Optical characterization by a fiber-optic system of UV-induced refractive index modulation in gelatin–methacrylamide hydrogels
摘要
Photopatternable hydrogels with controllable refractive index (RI) have gained increasing attention as a tool for biophotonic calibration, optical phantoms, and studies of light–matter interaction in soft matter. Here, we investigate UV-induced photopolymerization in gelatin-methacrylamide (MAM) hydrogels as a low-toxicity, optically transparent platform enabling spatial RI modulation. The hydrogels were synthesized using non- or low-toxic components and characterized by fiber-optic refractometry, validated against an Abbe refractometer with deviations below 1%. UV irradiation at 365 nm produced controlled RI modulation within the biologically relevant range of 1.32–1.36 at 1310 nm, exhibiting a reproducible parabolic RI–time dependence (R2 = 0.996).

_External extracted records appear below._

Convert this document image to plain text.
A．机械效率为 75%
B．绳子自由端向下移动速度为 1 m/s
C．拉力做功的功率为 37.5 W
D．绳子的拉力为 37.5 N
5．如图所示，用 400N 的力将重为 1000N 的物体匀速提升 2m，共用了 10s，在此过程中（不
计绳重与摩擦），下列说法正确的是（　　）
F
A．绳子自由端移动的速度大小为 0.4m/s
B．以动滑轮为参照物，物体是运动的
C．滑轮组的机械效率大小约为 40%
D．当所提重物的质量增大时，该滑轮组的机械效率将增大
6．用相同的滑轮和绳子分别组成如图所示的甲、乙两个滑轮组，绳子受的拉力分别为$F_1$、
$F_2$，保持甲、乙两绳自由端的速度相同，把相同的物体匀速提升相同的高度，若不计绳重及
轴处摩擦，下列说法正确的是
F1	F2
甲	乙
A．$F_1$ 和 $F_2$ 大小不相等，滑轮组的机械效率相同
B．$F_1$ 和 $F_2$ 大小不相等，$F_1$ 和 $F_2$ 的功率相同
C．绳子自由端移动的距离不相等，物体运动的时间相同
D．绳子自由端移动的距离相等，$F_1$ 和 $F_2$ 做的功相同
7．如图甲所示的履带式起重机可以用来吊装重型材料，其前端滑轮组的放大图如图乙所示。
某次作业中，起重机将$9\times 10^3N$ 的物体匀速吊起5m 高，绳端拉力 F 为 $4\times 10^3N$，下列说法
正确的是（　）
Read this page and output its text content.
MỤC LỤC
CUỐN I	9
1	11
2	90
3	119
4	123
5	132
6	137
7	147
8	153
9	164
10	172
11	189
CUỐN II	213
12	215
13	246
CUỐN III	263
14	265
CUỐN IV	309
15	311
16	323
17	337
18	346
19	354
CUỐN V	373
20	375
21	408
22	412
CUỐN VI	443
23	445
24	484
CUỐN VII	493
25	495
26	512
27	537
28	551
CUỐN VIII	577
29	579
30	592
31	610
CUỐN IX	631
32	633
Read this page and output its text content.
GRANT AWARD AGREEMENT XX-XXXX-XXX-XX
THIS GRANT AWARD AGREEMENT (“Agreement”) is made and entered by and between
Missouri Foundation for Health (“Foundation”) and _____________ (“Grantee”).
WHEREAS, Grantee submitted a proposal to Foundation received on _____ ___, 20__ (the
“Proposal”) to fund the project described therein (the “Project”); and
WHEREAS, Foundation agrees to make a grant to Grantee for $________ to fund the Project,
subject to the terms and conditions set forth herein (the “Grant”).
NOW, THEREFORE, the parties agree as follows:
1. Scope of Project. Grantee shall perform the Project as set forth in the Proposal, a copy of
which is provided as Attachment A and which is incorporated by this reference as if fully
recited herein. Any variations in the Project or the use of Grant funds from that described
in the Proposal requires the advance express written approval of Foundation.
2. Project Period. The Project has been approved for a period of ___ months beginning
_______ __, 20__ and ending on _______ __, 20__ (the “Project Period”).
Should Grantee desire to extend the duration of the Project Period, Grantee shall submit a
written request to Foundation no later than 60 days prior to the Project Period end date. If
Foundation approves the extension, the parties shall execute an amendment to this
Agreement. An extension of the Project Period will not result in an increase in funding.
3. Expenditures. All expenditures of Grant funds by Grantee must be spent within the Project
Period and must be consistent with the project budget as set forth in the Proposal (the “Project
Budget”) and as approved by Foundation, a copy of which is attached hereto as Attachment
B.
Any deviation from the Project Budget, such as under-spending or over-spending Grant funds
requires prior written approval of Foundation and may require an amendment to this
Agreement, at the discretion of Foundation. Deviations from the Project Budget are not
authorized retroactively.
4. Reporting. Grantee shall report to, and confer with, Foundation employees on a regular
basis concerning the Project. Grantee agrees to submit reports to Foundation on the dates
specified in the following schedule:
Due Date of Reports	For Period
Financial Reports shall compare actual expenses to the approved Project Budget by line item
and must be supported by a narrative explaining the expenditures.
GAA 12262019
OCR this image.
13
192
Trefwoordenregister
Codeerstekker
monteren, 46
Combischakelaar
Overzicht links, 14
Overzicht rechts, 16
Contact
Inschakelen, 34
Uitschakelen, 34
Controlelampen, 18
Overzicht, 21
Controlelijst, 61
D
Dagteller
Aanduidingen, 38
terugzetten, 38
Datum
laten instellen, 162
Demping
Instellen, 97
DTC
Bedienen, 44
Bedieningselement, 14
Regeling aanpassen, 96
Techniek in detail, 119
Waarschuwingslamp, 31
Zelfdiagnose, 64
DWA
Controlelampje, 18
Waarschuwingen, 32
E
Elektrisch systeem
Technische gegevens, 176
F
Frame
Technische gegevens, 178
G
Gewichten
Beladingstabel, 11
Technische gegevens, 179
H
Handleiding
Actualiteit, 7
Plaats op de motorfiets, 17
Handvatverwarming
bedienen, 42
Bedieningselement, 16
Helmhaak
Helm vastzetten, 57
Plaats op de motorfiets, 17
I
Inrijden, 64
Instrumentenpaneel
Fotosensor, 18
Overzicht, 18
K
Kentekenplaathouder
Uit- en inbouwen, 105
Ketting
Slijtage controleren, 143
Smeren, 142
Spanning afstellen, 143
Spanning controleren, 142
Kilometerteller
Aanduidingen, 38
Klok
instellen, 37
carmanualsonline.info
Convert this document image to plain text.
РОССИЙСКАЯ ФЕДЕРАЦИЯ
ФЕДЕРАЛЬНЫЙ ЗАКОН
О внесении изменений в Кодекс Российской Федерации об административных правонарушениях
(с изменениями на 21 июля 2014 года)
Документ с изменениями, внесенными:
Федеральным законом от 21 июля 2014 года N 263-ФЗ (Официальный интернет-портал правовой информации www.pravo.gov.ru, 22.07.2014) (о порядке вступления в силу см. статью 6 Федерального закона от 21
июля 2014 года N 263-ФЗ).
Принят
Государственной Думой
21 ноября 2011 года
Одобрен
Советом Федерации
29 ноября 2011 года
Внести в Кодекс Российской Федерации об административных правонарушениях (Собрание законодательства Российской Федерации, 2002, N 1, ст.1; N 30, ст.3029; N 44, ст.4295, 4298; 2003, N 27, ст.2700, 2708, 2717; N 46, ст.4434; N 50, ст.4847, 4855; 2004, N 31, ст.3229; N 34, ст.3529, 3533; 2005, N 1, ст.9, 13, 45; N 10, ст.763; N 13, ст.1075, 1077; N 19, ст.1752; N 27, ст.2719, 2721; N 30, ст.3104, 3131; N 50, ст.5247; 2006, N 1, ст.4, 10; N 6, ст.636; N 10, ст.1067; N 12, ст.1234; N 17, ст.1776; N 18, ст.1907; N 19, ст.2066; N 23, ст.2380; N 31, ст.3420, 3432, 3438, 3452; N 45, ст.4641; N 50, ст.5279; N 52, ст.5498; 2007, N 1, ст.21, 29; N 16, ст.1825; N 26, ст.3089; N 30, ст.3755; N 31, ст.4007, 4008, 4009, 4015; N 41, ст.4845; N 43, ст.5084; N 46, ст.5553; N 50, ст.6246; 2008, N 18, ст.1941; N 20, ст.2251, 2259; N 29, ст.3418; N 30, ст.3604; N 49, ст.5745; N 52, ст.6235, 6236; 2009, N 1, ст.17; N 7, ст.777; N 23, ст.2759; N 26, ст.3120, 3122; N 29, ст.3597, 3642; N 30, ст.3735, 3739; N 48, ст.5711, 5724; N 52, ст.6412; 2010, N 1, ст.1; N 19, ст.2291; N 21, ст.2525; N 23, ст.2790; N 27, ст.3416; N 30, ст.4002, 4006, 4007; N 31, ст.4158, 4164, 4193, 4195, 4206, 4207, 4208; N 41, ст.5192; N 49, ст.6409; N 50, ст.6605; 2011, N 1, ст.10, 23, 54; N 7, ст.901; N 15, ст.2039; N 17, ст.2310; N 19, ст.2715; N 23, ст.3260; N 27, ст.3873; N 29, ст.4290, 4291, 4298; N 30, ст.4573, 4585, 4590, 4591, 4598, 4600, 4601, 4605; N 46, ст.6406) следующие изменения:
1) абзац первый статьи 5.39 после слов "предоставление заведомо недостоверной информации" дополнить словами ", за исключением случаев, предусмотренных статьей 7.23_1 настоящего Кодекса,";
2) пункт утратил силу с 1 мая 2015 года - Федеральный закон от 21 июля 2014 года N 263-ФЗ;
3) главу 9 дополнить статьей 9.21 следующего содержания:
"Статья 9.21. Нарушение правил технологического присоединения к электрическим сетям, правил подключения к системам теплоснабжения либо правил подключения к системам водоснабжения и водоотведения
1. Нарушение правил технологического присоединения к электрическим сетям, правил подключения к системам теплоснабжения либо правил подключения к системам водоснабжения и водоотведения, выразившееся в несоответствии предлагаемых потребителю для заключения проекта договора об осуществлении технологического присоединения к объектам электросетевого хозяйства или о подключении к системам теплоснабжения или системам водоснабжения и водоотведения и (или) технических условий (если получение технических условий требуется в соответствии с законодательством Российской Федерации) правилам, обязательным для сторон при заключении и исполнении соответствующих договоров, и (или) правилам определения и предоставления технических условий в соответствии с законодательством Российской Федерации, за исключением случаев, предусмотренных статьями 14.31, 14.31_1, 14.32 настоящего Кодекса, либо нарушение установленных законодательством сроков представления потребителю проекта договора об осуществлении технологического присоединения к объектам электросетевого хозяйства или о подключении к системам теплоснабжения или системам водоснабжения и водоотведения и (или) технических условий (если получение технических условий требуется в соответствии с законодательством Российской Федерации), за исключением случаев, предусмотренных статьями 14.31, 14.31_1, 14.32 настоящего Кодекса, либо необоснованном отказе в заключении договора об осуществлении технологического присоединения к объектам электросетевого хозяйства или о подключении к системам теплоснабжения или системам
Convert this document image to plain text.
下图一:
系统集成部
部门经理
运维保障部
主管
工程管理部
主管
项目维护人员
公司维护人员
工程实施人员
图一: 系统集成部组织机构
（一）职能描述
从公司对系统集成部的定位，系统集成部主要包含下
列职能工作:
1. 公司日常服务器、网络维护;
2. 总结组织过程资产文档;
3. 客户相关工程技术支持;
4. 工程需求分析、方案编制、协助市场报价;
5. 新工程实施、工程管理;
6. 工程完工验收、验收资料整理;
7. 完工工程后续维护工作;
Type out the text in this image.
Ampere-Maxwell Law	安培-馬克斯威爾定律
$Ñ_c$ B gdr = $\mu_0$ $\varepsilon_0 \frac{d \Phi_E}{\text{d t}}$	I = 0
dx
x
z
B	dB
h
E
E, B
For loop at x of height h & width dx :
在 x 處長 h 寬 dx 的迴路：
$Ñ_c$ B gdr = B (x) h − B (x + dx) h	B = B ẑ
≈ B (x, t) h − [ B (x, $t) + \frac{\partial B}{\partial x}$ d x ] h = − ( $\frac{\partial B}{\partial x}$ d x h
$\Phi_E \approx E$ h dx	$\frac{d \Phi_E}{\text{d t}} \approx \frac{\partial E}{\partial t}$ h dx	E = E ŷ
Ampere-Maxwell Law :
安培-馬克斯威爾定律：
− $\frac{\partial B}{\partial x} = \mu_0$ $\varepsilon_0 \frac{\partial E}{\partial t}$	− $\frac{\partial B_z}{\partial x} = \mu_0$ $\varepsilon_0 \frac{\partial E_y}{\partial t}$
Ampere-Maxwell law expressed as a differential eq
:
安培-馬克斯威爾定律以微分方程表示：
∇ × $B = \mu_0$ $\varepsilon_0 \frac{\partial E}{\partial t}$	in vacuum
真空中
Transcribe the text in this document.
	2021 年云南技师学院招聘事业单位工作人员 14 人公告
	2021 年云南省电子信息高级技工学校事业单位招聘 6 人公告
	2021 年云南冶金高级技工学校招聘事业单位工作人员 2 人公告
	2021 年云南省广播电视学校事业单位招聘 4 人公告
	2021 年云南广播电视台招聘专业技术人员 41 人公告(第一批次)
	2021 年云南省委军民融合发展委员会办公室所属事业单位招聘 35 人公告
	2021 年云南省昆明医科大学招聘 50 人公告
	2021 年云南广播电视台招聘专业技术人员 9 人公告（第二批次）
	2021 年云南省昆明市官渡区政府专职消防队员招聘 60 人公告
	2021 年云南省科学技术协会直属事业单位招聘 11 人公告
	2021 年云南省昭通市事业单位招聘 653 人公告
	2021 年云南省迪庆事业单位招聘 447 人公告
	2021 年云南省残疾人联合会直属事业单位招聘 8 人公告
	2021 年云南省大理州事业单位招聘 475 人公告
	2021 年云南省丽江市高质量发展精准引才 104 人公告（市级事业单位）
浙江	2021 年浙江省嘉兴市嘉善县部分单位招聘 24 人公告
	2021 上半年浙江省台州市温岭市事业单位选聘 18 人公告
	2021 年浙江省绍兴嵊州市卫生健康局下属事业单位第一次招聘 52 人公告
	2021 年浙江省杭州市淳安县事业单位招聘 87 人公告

Dynamic light scattering and Raman spectroscopy reveal that residual dissolved oxygen may inhibit early-stage photopolymerization, leading to reduced hydrodynamic polymer dimensions and a nonlinear optical response at short exposure times. Following oxygen depletion, polymer growth proceeds uniformly, resulting in a predictable increase of RI with irradiation time. These results establish gelatin-MAM hydrogels as a physically accessible system for refractive index engineering in soft matter. The demonstrated optical tunability and transparency make this platform suitable for biophotonic phantoms, fiber-optic sensing validation, and investigations of photochemically driven refractive index modulation in hydrated materials.